Wherein R2 is a hydrogen or methyl;

Wherein, the mol ratio a of repetitive among thering is the polysiloxane of Formulae II: in b, a is from approximately 0.1 to approximately 0.95, and b is from approximately 0.05 to approximately 0.9, and a+b=1.

8. delivery member as claimed in claim 1, wherein this stabilization of polymers is to be selected from lower group, this group is made up of the following: hydrogenated methyl silicone-Xin methylsiloxane (MHOMS) copolymer, poly-four decyl methylsiloxanes (pTDMS), and their compound.

9. delivery member as claimed in claim 1, wherein this ground floor comprises total weight with respect to this ground floor stabilization of polymers between about 1wt% and about 80wt%.
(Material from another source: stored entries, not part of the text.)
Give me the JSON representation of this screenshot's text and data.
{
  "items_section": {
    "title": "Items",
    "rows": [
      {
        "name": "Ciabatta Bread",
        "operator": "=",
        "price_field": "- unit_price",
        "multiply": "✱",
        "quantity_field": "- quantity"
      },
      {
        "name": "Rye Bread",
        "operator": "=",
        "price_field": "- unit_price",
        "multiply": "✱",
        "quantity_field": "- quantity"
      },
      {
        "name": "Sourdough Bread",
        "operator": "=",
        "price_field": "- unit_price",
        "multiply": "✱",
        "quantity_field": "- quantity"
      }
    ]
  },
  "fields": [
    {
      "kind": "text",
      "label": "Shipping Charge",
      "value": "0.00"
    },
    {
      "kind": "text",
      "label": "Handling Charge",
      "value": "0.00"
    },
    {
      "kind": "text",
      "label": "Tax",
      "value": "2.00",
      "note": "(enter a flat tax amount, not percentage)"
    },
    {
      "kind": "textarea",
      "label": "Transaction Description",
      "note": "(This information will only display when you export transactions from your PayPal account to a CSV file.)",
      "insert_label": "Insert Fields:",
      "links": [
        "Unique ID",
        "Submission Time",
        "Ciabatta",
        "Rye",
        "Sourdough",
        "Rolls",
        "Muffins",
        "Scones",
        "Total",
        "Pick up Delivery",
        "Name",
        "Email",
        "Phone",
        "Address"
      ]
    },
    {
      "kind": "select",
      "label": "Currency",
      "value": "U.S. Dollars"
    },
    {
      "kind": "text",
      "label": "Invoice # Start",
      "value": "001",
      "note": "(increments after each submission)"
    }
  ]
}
10. delivery member as claimed in claim 1, wherein this crosslinked elastic matrix comprises crosslinked dimethione (PDMS), this functional material comprises paraffin oil, and this stabilization of polymers comprises a kind of repetitive with Formula I or Formulae II

Wherein Formula I is

Wherein, the R1 of each repetitive is selected from lower group, and this group is made up of the following: alkyl group replacement or unsubstituted, branched alkyl group, alkylaryl group and aromatic alkyl group; The R1 of each repetitive comprises from approximately 3 carbon atoms to approximately 30 carbon atoms; For the whole repetitives with Formula I in this stabilization of polymers, R1 is identical or different; And x is between approximately 5 and approximately 5000 repetitives; And

Wherein Formulae II is

Wherein R1 is selected from lower group, and this group is made up of the following: alkyl group replacement or unsubstituted, branched alkyl group, alkylaryl group and aromatic alkyl group; R1 comprises from approximately 3 carbon atoms to approximately 30 carbon atoms; And for the whole repetitives that contain R1, R1 is identical or different;

Wherein R2 is a hydrogen or methyl;

Wherein, the mol ratio a of repetitive among thering is the polysiloxane of Formulae II: in b, a is from approximately 0.1 to approximately 0.95, and b is from approximately 0.05 to approximately 0.9, and a+b=1.